グーグルとスペースXが、宇宙空間へのAIデータセンター構築について提携協議を進めていることが明らかになった。両社は地球の軌道上に大規模なAI処理施設を展開する構想を検討しており、実現すれば宇宙産業とAI技術の融合による新たなビジネスモデルが確立される可能性がある。

複数の関係者への取材によると、協議の主要な目的は、スペースXが保有するスターシップなどの輸送能力を活用し、グーグルのAI処理インフラを宇宙に設置することだという。地上からの電力供給が課題となるため、両社はソーラーパネルなどの再生可能エネルギー技術の統合を検討中とみられている。このプロジェクトでは、グーグルのクラウドインフラストラクチャが軌道上で運用される予定で、低遅延・高速な衛星通信とAI処理の組み合わせにより、新たなサービス提供が実現するとみられている。

スペースXのイーロン・マスク最高経営責任者は、宇宙インターネット事業Starlinkを通じて衛星通信の商用化を推進してきた。今回の協議は、その延長線上で地上のデータセンターの限界を超えるための戦略と考えられる。グーグルにとっても、AIの計算負荷増加に対応する新たなインフラの確保は急務であり、両社の利害が一致した形での提携となっている。

この動きは業界全体に波紋を広げつつある。アマゾンやマイクロソフト、メタなどの大型テック企業も宇宙インフラへの投資を検討し始めているとも報じられており、宇宙データセンターが次世代AI競争の新たな戦場になる可能性が高まっている。日本国内では、衛星通信技術やロケット開発を手がけ、国家的な重要性を持つ宇宙産業が一層の競争力強化を迫られることになると見込まれている。また、日本企業のクラウドサービス事業者にとっても、グローバル競争での立場がさらに厳しくなる可能性があるとも指摘されている。

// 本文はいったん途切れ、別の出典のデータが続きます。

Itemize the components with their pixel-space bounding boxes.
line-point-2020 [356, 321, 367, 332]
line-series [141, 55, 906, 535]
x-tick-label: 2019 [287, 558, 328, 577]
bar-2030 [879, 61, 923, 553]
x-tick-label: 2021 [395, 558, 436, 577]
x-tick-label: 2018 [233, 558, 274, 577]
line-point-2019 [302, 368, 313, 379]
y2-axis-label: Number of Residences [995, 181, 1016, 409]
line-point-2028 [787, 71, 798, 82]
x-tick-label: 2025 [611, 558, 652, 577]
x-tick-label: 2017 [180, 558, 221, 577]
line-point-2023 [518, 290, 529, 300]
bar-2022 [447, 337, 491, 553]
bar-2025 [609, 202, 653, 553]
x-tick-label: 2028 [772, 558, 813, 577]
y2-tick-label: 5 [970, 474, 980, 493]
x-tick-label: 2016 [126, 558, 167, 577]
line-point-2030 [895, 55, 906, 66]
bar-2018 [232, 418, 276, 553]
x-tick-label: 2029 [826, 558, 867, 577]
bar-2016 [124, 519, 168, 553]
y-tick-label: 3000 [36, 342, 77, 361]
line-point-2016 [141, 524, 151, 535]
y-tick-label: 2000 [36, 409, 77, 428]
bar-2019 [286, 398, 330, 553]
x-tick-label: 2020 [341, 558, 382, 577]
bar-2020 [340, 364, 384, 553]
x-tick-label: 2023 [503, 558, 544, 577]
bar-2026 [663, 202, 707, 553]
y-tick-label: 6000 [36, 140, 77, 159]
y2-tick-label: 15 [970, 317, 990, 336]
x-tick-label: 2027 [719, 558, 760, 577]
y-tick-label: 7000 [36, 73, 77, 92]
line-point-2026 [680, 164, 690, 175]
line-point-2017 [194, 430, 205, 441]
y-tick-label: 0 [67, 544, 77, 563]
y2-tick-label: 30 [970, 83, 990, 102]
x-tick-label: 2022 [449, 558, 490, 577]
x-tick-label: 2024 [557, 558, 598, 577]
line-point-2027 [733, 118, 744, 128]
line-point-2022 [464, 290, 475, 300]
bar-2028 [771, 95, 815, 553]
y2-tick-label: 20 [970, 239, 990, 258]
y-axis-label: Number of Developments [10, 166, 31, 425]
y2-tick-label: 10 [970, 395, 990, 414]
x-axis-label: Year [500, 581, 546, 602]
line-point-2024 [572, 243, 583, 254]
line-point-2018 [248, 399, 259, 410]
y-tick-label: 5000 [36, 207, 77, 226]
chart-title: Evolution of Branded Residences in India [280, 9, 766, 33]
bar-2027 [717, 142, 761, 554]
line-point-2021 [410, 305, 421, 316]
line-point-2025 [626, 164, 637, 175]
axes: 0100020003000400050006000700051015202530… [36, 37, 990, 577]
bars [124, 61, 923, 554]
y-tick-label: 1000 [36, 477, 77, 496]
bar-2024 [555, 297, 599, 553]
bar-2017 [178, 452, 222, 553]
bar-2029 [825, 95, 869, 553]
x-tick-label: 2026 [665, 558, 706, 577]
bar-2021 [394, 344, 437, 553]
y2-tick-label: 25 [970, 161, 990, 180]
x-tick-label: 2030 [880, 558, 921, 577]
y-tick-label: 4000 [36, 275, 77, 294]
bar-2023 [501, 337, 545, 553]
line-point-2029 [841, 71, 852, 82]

マスク氏の第一原理思考で分析すると、この提携の本質は「物理的制約の克服」にあると考えられる。データセンターの最大の制約は電力供給と冷却であり、宇宙空間ではこれらの課題を根本的に異なるアプローチで解決できる。冷却は外部への放射で対応でき、電力はソーラーで無尽蔵に供給される。マスク氏が過去に掲げてきた「人類を多惑星種へ進化させる」というビジョンの文脈では、宇宙産業の基盤構築に他ならない。AIの急速な発展に伴い、計算資源の地理的分散と無制限の供給が人類のAI安全性確保にも重要だとマスク氏は考えている可能性があり、その長期戦略の一環として、xAIの計算基盤拡張にもつながる選択肢が広がることになる。

今後、両社の協議がどの段階で実装段階へ移行するかが業界の関心を集めている。実現時期や規模の詳細が近いうちに発表される可能性がある。